Cryptanalysis
Under construction
Congratulations on getting here!
Cryptanalysis
Cryptanalysis is the breaking of codes and ciphers. Cryptanalysts try to break codes and cyphers created by cryptographers.
Monoalphabetic Substitution Ciphers
The first cryptanalysts were arab scholars of the Abbassid Islamic caliphate. Official documents and tax records were at that time protected by cipher alphabets which included other symbols as well as letters. Such substitution ciphers are called monoalphabetic substitution ciphers, which can contain letters and symbols. Arab scholars studying the Koran and the Hadith used frequency of words to try and decide which statements were actually attributable to the prophet Muhammad, and also noticed that some letters occurred more frequently than others. This frequency varies from language to language (as anyone who has played Scrabble with a foreign set will know!). So, if the language of the enciphered text is known, then cryptanalysts will first try substituting the most frequently occurring letter in the text by the most frequently occuring letter in the language, and then the second, and so on. If substituting the most frequent letter in the language does not make sense, then the second most frequent is tried, and so on. This is far quicker than trying combinations at random.
The following list gives the approximate relative frequency of letters in the English language, in descending order:
e, t, a, o, i, n, s, h, r, d, l, c, u, m, w, f, g, y, p, b, v, k, j, x, q, z
Of course, a small message may be a poor sample unrepresentative of the language as a whole (for example "she sells sea shells on the sea shore" produces a decreasing frequency of s, e, h, l, a, o, n, t, r), but this method can yield fast results. The frequency of letters can differ within the same language, though. For example, Americans use more z's and fewer s's than the English (ending words in -ize instead of -ise) and they also use fewer u's (e.g. color instead of colour). I shall be referring to English as spoken in England throughout this site unless I specify otherwise.

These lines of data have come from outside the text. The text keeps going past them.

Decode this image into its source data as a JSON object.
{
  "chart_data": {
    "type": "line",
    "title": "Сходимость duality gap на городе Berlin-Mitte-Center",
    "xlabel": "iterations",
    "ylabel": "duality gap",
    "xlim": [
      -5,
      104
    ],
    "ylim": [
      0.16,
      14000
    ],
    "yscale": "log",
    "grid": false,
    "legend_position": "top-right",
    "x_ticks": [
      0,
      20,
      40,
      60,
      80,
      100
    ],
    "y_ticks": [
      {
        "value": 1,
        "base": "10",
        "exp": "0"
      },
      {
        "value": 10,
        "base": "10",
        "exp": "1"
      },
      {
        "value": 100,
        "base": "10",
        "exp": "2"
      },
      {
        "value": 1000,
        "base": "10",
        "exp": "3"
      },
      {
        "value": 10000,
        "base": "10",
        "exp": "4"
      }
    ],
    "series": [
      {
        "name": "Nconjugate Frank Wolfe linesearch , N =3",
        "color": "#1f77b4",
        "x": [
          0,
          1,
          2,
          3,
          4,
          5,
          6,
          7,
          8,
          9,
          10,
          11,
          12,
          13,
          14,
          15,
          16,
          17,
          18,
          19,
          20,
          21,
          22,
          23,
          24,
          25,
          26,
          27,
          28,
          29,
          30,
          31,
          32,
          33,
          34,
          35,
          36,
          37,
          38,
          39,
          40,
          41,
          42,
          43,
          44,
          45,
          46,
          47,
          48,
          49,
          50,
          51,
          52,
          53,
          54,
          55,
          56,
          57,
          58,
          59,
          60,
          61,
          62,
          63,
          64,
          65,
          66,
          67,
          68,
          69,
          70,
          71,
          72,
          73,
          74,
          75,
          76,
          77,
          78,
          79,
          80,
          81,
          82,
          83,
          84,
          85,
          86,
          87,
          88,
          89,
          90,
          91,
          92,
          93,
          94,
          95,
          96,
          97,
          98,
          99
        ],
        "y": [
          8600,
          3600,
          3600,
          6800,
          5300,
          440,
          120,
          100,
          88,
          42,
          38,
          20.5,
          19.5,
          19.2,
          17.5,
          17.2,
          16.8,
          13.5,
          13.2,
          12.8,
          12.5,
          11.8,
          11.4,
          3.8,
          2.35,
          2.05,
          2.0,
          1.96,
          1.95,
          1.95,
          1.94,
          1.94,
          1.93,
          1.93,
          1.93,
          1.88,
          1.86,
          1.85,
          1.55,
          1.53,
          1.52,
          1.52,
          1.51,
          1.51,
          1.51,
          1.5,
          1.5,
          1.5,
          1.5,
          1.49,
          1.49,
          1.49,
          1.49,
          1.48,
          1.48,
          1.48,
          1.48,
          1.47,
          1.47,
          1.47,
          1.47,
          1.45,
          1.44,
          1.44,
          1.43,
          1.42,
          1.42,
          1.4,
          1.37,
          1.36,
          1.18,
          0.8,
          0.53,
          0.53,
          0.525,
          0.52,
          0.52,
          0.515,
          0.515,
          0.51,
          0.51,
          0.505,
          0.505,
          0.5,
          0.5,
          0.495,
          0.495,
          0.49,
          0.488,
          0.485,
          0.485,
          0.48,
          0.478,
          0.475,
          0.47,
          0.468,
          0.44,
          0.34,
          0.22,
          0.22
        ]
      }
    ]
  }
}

Of course, one can go farther than just using the overall frequency of letters. For instance, only certain letters can appear as double letters, and some of those appear far more frequentrly than others (for example, double a is rare, but appears in aardvark and Baal, whereas double e (seen), t (letter), f (offer), m (common), s (pass), ll and oo (balloon) are quite common.

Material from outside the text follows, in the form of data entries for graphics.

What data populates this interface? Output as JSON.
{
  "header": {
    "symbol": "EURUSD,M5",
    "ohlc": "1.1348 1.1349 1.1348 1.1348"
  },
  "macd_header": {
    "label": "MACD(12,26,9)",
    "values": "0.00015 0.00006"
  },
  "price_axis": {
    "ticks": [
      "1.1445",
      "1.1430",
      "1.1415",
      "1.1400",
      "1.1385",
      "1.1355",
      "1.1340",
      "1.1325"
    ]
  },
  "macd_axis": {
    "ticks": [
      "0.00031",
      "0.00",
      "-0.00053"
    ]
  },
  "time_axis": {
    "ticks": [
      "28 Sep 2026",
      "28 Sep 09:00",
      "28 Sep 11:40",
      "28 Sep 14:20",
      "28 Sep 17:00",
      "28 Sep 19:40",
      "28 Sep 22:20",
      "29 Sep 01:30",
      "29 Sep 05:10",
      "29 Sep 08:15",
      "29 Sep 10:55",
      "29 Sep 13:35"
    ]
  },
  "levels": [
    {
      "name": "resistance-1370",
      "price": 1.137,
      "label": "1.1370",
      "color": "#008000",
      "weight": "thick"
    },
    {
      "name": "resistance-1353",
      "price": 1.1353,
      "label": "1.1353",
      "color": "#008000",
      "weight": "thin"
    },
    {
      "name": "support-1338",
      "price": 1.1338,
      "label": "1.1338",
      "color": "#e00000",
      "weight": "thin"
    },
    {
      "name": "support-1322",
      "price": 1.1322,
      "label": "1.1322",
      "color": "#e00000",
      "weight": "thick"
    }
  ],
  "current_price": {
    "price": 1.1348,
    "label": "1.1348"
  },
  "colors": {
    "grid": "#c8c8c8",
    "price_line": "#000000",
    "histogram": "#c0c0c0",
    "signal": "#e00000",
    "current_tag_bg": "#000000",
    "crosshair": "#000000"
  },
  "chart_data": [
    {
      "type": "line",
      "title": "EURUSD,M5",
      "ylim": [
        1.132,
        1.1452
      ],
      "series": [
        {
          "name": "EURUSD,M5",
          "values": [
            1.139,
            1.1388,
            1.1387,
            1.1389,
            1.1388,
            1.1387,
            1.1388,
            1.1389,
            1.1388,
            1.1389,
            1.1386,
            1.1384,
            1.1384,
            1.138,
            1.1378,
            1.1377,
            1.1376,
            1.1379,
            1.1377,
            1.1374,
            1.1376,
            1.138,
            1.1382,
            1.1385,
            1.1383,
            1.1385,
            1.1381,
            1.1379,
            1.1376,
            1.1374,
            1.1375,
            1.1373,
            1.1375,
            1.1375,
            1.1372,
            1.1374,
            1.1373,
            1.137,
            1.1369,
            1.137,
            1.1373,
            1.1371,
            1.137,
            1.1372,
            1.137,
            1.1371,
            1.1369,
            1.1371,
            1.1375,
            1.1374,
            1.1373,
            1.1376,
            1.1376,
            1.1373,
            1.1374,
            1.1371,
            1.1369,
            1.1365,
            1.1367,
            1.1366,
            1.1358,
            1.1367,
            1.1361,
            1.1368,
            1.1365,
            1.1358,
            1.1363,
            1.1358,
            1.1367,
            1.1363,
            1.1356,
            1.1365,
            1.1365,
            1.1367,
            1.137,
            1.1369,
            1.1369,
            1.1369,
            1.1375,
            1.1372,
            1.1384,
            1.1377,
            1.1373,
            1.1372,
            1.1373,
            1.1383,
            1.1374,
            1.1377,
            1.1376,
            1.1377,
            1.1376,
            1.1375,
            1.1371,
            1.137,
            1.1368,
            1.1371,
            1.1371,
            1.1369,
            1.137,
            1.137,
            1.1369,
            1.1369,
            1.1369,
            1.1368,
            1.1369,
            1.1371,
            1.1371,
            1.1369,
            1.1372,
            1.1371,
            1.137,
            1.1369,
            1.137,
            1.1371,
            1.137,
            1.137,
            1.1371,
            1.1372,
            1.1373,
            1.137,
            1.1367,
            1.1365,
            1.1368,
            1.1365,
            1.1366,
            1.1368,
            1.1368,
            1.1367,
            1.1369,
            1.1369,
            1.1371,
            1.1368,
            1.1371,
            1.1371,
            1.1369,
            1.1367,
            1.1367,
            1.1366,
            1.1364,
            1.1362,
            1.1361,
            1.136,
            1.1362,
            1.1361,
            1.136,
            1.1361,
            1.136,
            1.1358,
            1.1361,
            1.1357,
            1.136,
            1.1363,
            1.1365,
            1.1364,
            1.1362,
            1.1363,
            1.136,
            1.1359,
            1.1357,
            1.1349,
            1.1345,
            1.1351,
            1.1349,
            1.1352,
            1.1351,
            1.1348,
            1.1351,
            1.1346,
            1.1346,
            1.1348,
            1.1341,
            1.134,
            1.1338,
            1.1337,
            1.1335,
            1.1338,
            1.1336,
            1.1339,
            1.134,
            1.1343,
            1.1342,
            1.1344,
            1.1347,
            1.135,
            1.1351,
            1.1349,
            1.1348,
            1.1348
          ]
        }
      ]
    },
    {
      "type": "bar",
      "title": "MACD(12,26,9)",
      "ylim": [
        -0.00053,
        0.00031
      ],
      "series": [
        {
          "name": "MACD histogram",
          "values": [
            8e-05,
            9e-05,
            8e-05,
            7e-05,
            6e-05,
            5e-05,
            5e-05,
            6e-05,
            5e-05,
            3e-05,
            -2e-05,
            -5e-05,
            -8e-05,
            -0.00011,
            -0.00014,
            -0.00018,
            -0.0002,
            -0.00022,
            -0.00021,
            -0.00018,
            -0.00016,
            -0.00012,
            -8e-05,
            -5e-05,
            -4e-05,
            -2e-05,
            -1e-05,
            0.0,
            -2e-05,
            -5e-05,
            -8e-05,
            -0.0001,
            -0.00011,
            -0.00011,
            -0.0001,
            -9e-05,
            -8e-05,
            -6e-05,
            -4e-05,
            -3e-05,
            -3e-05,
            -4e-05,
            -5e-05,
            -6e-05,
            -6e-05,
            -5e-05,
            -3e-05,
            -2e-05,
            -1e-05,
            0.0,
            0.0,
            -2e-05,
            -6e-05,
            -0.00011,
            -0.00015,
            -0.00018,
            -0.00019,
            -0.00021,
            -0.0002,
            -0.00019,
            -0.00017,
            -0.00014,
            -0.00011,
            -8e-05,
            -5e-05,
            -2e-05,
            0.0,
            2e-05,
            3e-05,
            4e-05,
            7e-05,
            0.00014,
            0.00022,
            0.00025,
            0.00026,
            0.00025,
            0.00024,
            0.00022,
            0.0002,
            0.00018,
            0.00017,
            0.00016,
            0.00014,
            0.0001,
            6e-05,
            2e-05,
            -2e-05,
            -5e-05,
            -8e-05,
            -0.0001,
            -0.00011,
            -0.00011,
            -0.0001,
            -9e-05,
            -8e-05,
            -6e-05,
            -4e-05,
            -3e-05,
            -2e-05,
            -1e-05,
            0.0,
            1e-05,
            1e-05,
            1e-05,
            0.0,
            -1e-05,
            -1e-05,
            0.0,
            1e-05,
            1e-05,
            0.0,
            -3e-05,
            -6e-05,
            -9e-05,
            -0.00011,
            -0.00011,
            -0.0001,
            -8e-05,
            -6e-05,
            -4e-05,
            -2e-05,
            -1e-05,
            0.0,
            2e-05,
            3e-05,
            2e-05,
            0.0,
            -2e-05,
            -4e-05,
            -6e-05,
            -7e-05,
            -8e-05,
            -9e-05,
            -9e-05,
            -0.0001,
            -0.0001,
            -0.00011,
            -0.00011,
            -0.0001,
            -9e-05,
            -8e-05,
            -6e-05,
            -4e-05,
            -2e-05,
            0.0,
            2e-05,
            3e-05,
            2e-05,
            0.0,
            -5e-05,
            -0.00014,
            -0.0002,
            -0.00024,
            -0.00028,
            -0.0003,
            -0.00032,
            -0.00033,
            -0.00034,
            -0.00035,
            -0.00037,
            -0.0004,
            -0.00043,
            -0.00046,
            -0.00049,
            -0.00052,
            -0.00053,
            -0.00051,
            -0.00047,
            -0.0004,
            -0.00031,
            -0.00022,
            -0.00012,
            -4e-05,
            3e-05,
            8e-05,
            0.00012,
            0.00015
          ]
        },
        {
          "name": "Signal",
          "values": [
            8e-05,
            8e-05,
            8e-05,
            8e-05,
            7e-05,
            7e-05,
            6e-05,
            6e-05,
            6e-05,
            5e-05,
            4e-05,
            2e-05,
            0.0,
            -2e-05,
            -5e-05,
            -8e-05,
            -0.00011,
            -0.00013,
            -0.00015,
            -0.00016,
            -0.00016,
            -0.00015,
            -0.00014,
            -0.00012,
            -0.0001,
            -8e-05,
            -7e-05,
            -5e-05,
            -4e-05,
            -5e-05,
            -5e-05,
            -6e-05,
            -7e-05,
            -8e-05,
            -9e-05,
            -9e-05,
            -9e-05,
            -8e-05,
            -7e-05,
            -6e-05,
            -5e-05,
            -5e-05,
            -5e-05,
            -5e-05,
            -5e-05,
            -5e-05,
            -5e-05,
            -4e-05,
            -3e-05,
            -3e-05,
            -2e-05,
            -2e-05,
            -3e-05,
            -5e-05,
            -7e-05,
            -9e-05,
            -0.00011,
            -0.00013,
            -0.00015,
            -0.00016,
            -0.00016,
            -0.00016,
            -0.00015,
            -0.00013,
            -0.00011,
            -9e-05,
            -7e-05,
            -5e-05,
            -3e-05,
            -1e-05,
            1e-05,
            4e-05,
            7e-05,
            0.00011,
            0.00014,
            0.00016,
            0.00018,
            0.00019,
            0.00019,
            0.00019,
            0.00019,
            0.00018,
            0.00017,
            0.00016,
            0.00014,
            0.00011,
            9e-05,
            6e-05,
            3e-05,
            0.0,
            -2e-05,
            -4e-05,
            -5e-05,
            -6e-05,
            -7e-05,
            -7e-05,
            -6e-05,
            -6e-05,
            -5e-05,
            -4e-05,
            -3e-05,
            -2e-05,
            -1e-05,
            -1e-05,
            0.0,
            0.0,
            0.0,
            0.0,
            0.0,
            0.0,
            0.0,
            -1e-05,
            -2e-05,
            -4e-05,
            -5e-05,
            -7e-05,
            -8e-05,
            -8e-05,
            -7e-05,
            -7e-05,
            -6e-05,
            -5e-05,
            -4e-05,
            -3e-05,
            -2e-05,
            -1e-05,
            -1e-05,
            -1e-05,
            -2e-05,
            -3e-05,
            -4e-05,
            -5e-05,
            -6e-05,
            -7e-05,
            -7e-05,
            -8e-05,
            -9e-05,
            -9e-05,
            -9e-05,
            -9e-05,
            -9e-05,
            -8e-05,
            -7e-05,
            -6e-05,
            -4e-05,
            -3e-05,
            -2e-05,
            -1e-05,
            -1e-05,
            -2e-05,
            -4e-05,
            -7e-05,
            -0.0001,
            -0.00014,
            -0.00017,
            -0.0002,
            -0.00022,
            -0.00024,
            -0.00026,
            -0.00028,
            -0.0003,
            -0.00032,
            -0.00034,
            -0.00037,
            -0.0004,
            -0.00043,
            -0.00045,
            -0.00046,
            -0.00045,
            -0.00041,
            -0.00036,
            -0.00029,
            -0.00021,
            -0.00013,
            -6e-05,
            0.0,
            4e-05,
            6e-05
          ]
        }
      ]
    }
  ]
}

Some letters (particularly vowels) can appear next to virtually any other letter (e for example), whereas others are far more fussy (for instance q appears almost always in front of u, and h is far more likely to come before e than after it). Another thing to watch out for (where the letters are still in their original groupings) is single letter words. These are most likely to be I or a. Two and three letter words are also fairly easy to identify. Cryptographers are therefore advised to remove the spaces from their text, to make life harder for cryptanalysts. Every letter behaves a little differently, though, so cryptographers stand a good chance of solving most longer texts.
Once you have got a few letters, then you can start guessing words to get more letters. However, you should also fill in a table of the cipher alphabet against the plain alphabet, to see if it becomes obvious that the cryptographer has used a shift cipher or a keyphrase. Note that the keyphrase will not always start at the beginning.
Making Monoalphabetic Substitution Ciphers harder to crack
The frequency of letters are the major weakness of monoalphabetic substitution ciphers. There are several ways to get around this.
Nulls
Instead of using just 26 symbols, one for each letter, use more. The additional symbols should be inserted into the enciphered text at varying frequencies, but you and the recipient will know that they are blanks, and do not actually represent a letter from the original.
Misspelling
Use deliberately wrong spelling in the message before coding it, so long as the receipient will still be able to work out what you mean.
Code Words
Replace certain key words by a another word or symbol (for instance replace submarine by ~, airplane by , truck by C, ship by $ and so on). Another symbol can be used to denote that the following letter is doubled. The problems with coding are working out codes in advance for everything you might need, and the difficulty and insecurity of carrying around a large codebook.
Nomenclatures
This system of encryption uses a few code words as well as a cipher alphabet.